Reputation:
I have a large number of objects in Core Data. Does the following only load what is needed for the UI as and when is needed or does it load all objects up front?
NSFetchedResultsController does have a fetchedObjects
property.. does it means it fetches everything upfront? What is the right way to fix this?
NSManagedObjectContext *context = # get from somewhere
NSManagedObjectModel *model = context.persistentStoreCoordinator.managedObjectModel;
NSDictionary *vars = @{...};
NSFetchRequest *fetchRequest = [model fetchRequestFromTemplateWithName:@"..."
substitutionVariables:vars];
NSSortDescriptor *sortDescriptor = [[NSSortDescriptor alloc] initWithKey:@"..." ascending:NO];
NSArray *sortDescriptors = @[sortDescriptor];
fetchRequest.sortDescriptors = sortDescriptors;
NSFetchedResultsController *controller = [[NSFetchedResultsController alloc]
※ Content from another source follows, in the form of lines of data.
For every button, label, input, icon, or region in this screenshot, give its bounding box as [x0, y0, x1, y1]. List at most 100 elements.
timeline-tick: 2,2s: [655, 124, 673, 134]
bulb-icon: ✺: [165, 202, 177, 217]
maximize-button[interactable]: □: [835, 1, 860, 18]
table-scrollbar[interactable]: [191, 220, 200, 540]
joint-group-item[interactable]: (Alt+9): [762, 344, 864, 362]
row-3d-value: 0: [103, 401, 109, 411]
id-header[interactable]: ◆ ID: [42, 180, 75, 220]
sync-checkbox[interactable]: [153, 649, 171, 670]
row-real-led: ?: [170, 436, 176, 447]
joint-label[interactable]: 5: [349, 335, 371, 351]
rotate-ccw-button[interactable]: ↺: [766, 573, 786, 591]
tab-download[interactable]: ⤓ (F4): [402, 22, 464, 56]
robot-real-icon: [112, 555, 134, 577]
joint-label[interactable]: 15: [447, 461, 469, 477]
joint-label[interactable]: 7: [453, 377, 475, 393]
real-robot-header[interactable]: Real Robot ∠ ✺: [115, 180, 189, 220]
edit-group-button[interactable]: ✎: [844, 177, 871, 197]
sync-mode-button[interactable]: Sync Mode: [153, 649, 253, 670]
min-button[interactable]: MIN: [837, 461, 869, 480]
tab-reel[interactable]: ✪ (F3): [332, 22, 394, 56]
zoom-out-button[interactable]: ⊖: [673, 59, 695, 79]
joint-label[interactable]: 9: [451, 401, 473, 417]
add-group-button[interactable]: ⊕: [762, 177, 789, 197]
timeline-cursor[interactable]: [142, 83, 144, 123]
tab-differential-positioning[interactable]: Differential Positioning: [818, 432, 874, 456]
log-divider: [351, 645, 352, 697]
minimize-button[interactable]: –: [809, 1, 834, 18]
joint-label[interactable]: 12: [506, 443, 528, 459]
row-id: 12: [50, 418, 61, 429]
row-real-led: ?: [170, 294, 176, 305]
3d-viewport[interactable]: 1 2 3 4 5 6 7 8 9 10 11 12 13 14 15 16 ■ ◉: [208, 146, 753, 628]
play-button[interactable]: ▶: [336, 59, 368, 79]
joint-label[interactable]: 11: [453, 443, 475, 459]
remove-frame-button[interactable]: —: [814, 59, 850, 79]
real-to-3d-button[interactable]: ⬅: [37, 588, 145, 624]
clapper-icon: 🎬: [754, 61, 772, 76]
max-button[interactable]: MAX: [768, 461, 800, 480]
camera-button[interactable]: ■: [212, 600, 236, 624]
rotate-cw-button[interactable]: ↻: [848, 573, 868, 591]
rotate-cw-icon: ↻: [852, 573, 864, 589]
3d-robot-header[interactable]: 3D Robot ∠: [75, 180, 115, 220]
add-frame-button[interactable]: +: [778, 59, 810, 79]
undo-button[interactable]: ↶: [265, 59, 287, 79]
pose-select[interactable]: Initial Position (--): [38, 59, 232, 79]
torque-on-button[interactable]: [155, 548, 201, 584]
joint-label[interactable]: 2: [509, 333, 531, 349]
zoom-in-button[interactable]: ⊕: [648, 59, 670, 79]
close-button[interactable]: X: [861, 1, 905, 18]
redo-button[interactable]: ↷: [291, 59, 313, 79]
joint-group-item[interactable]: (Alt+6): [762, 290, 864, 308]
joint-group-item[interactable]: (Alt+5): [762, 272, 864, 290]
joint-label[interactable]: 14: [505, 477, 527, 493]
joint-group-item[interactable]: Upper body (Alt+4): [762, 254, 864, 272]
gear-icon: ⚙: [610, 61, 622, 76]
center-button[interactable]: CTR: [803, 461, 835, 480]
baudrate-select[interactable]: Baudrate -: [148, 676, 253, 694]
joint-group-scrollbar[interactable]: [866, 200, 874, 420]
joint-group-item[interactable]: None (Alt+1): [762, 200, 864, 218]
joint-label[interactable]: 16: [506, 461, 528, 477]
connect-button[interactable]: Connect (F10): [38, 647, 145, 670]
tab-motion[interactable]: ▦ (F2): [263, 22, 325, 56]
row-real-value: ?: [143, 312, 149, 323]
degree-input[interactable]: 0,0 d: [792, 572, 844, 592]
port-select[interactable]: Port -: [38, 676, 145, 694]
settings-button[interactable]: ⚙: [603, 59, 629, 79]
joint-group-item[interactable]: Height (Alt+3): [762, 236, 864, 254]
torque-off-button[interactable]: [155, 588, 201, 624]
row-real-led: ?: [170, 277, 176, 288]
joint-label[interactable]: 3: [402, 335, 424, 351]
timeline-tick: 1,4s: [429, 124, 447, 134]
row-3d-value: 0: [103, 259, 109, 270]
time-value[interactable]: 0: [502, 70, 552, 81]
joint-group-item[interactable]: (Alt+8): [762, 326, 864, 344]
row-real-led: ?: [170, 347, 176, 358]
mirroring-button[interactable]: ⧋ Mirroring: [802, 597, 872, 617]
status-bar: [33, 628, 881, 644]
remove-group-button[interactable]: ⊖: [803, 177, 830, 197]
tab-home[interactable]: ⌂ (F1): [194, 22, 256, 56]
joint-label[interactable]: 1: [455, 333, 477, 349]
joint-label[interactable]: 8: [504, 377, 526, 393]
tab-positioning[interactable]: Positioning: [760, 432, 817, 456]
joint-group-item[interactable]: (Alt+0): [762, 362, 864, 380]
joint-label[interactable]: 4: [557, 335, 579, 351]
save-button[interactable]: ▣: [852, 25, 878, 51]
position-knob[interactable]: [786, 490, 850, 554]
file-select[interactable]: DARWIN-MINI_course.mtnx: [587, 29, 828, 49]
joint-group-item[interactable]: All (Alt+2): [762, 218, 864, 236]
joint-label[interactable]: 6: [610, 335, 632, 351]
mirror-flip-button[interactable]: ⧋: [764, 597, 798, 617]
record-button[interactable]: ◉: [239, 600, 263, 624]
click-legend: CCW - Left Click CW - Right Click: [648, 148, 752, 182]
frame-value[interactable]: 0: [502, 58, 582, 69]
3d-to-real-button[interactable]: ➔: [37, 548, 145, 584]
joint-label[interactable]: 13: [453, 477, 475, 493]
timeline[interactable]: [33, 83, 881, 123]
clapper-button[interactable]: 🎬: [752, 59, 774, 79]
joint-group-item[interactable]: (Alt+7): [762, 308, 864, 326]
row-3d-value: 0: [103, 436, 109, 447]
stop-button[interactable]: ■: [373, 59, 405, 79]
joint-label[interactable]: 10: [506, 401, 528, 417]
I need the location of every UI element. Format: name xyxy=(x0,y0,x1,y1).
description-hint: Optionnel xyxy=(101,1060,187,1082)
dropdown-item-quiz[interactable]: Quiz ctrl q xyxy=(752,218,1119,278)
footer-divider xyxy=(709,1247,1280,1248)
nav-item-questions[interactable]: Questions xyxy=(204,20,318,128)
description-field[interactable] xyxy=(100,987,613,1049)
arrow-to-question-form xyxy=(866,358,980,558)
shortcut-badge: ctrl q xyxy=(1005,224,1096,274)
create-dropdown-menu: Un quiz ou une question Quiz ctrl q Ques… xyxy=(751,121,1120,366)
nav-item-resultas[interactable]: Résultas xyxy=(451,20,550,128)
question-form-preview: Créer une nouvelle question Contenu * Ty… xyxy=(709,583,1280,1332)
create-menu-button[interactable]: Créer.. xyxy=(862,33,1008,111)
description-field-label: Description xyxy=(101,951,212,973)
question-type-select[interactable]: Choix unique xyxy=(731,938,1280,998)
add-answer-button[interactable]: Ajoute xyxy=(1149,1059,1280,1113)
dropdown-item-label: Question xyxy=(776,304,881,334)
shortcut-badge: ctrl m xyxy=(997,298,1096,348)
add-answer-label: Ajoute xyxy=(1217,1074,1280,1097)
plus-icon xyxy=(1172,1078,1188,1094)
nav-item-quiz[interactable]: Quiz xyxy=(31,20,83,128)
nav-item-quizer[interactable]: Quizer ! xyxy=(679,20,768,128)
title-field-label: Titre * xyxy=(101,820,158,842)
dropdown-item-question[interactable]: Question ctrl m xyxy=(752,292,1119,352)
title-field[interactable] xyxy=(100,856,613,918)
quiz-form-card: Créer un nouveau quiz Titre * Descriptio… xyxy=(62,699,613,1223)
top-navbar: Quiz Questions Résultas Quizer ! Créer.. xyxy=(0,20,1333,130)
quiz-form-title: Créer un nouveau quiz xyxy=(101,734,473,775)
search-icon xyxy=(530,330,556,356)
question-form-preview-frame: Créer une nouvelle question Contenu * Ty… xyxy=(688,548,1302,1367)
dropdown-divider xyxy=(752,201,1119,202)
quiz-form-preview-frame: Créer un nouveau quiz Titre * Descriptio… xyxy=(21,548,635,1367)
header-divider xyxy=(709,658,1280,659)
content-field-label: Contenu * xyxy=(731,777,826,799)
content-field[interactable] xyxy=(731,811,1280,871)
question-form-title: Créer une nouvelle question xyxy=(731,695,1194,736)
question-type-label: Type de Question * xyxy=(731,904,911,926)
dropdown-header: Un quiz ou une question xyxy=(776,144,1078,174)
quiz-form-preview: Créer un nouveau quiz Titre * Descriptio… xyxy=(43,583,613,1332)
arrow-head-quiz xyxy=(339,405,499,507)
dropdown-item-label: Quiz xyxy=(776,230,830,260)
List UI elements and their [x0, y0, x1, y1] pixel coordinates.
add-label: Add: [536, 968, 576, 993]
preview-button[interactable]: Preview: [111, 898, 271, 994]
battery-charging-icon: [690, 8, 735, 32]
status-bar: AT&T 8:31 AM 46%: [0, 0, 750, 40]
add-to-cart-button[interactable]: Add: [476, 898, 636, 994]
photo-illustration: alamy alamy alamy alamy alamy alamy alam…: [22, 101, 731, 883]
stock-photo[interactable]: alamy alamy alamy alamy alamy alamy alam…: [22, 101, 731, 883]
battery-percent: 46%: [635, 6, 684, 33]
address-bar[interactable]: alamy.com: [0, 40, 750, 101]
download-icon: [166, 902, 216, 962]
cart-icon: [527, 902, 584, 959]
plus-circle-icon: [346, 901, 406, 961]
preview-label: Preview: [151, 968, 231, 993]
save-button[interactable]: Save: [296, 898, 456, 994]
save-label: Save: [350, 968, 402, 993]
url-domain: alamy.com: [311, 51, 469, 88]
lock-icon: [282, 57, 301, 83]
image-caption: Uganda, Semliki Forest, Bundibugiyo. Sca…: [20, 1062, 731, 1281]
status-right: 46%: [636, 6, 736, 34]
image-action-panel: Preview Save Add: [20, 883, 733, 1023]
initWithFetchRequest:request
managedObjectContext:context
sectionNameKeyPath:nil
cacheName:@".."];
Upvotes: 4
Views: 602
Reputation: 119041
You generally shouldn't use fetchedObjects
. It will always be the full list of fetched objects, some of which may be in memory and some may be faults.
The whole point is that you want the FRC to load data (to fault objects) only as required. But, for it to do that, you need to tell it how much to load based on what your UI can display at any one time (the maximum number of items that could be on screen at the same time).
To do that you need to set the fetchBatchSize
on the NSFetchRequest
. Once you've done that the FRC will load a new 'page' of results (into memory) as required (when your UI is scrolled and new requests are made to the FRC for data).
Technically, it isn't the FRC that's doing this, it's the array object returned by the fetch which initially contains 'empty' objects and which transparently faults batches of objects on demand.